Denise Rolark Barnes, Informer PublisherThe Office of the Chief Financial Officer in Washington, D.C. has agreed to recognize The Washington Informer as a newspaper of general circulation. The designation was spelled out in a settlement agreement that ends the Informer’s legal challenge against the OCFO which disqualified the newspaper from bidding on the Unclaimed Properties advertisement because it “serves a certain ethnic group.”
In an email to The Informer, Joseph Giddis, director of the D.C. Office of Contracts, said the newspaper was not qualified for the contract to publish ads for unclaimed property because it “serves a specific ethnic group” and therefore “does not meet the requirement of a newspaper of general circulation.” D.C. Mayor Vincent Gray called the decision “ill-informed.”
Washington Informer publisher Denise Rolark Barnes and Attorney Johnny Barnes made the announcement at a press conference held Monday, November 5, in front of One Judiciary Square in North West D.C. Supporters of The Washington Informer - many of whom had showed up to protest after the negative decision in August - returned to express their support for the settlement agreement that declares the Informer a general circulation newspaper and for costs related to preparing for the bid and appeal expenses.
“I am pleased with the OCFO’s decision,” said Washington Informer Publisher Denise Rolark Barnes, “but I am still baffled by the unwarranted decision which got us here in the first place and its negative implications. However, this settlement is not only a win for The Washington Informer, but it will apply to every DC-based newspaper that is a Certified Business Enterprise (CBE) or that serves a target market. That was our purpose for appealing this decision.”
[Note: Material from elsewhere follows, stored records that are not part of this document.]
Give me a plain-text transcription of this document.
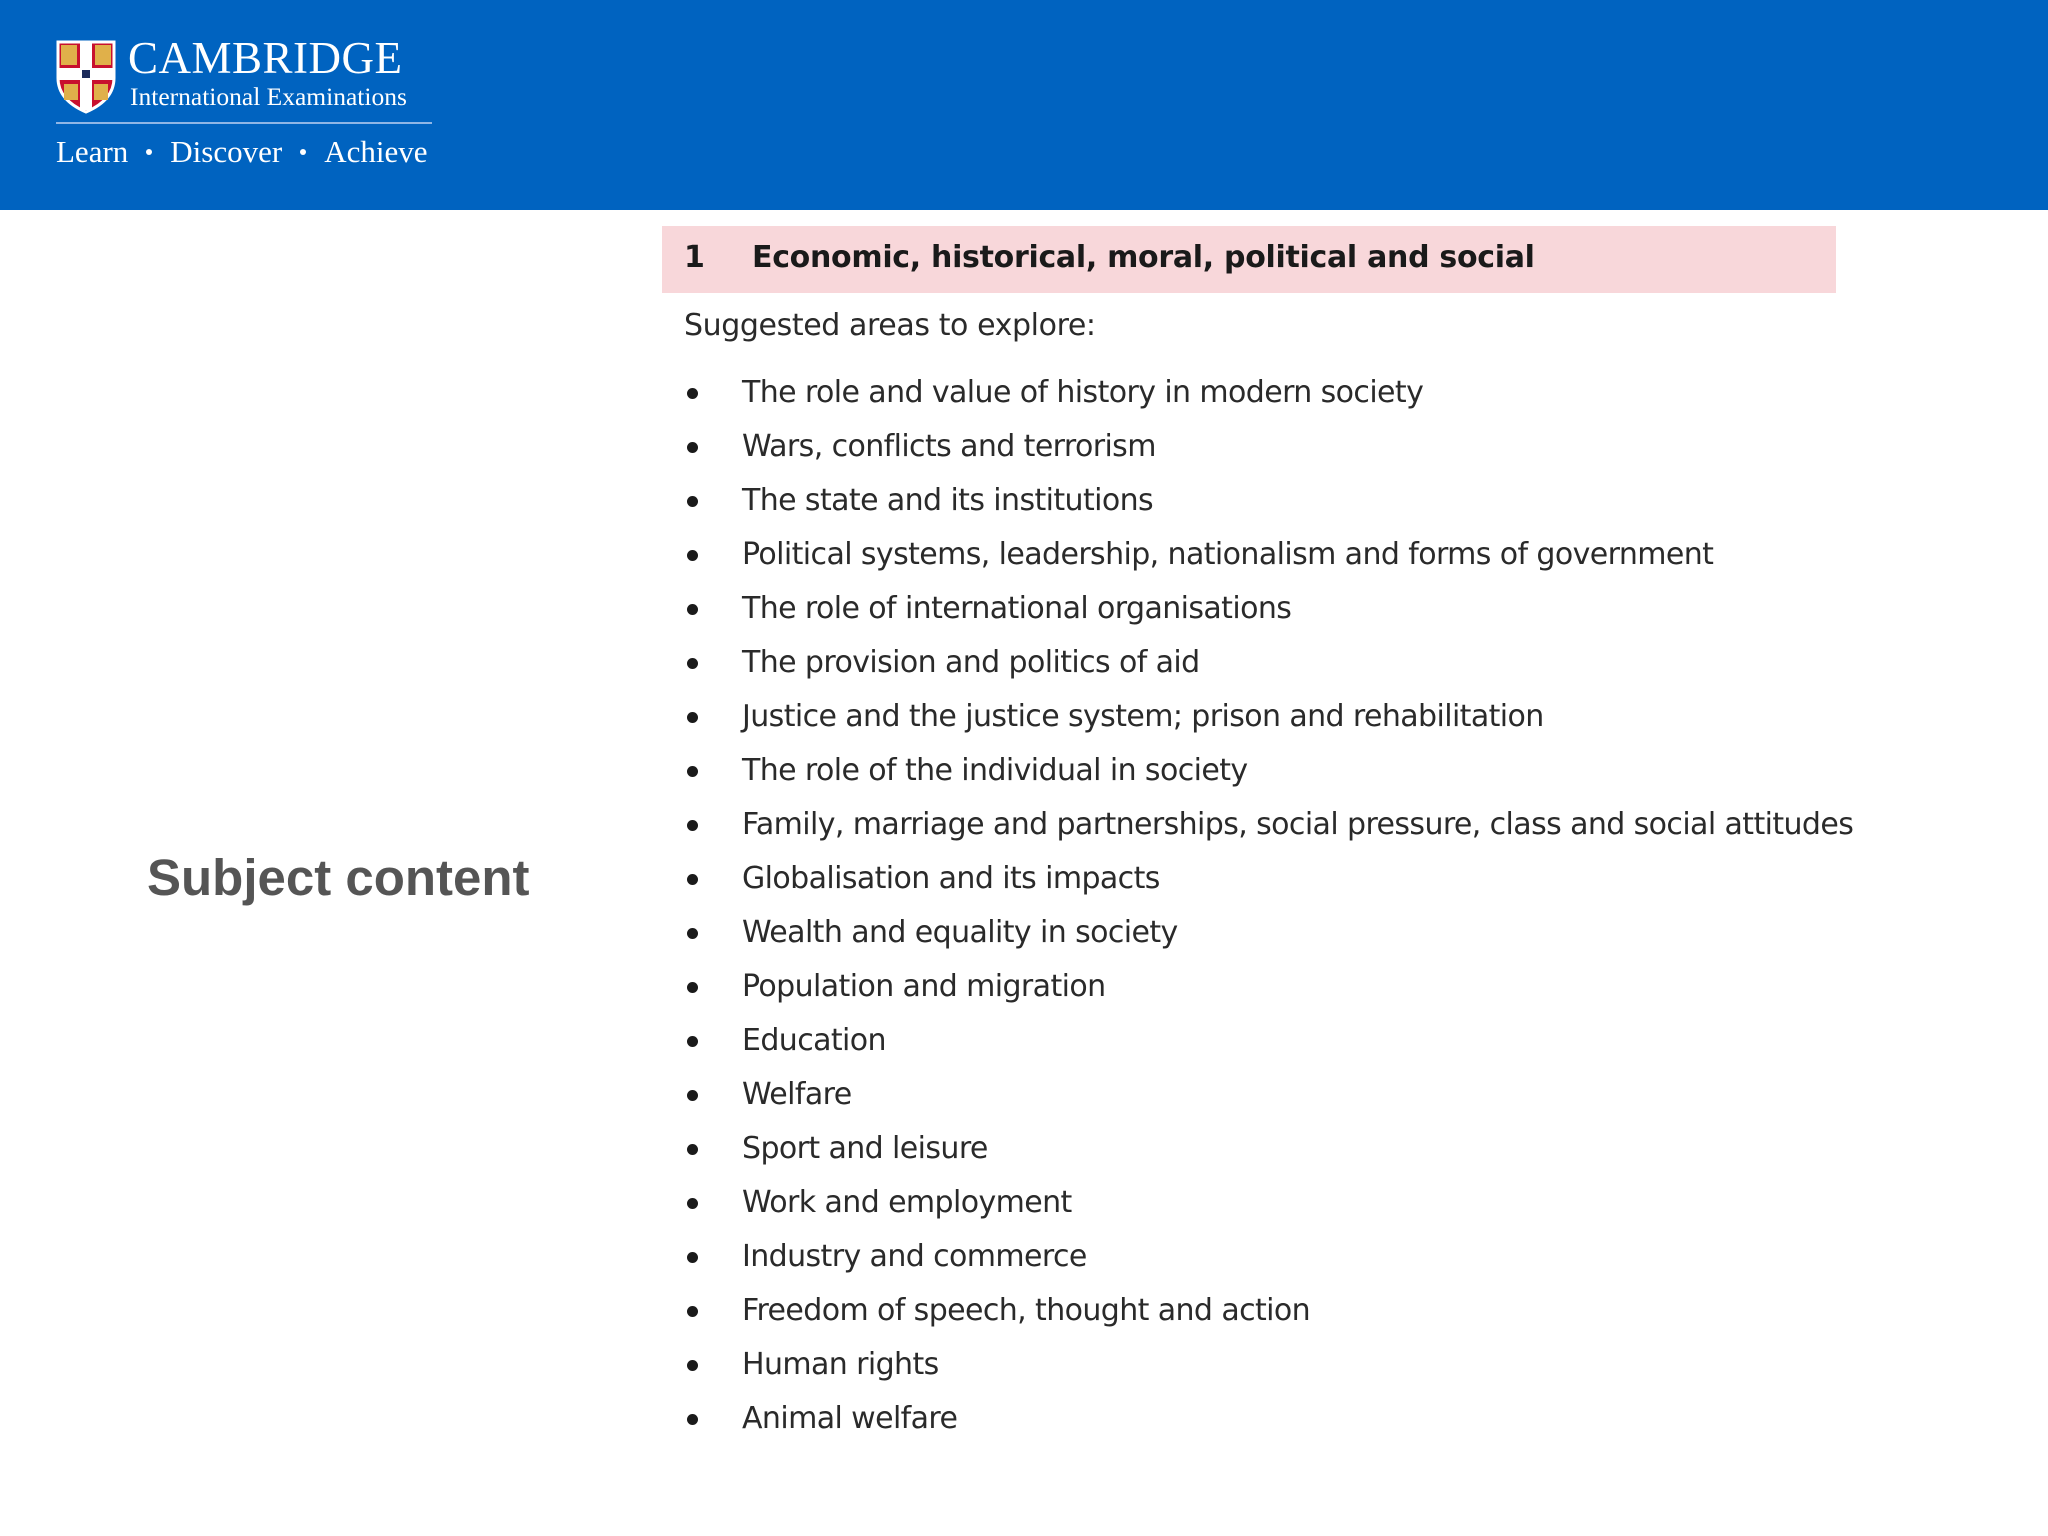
CAMBRIDGE
International Examinations
Learn Discover Achieve
Subject content
1 Economic, historical, moral, political and social
Suggested areas to explore:
The role and value of history in modern society
Wars, conflicts and terrorism
The state and its institutions
Political systems, leadership, nationalism and forms of government
The role of international organisations
The provision and politics of aid
Justice and the justice system; prison and rehabilitation
The role of the individual in society
Family, marriage and partnerships, social pressure, class and social attitudes
Globalisation and its impacts
Wealth and equality in society
Population and migration
Education
Welfare
Sport and leisure
Work and employment
Industry and commerce
Freedom of speech, thought and action
Human rights
Animal welfare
Since 1981, The Washington Informer has published for the District of Columbia Government various advertisements including the Unclaimed Property Advertisements. It has also published the Tax Sale Advertisement. In September 2009, the Washington Informer published the Unclaimed Property Advertisement and as recently as June 2011, it published the Tax Sale Advertisement.
Attorney Johnny Barnes, who represented The Washington Informer in its protest against the District, called the earlier decision a “subjective judgment wholly inconsistent with the plain language of the governing statute.” At a press conference held three months ago with Washington Informer supporters, Barnes said, “In fact, because the decision has as its foundation the mistaken view that the Washington Informer Newspaper “serves a specific ethnic group,’ the decision could be regarded as discriminatory under the District of Columbia’s Human Rights Law.”
In June, the Office of the Chief Financial Officer, Office of Contracts issued a solicitation bid for the publication of the city’s unclaimed property listing to “a newspaper of general circulation” that is “widely distributed in the District of Columbia.” The Washington Informer responded along with The Washington Times, Washington Post and Washington Examiner.
The $30,000 contract was awarded to The Washington Times.
Rolark-Barnes was informed by email that, “The Washington Informer was found non-responsive based on the fact that the Washington Informer serves a specific ethnic group. It is our view that targeting a specific ethnic group does not meet the requirement of a newspaper of general circulation,” wrote OCFO contractor Joseph Giddis.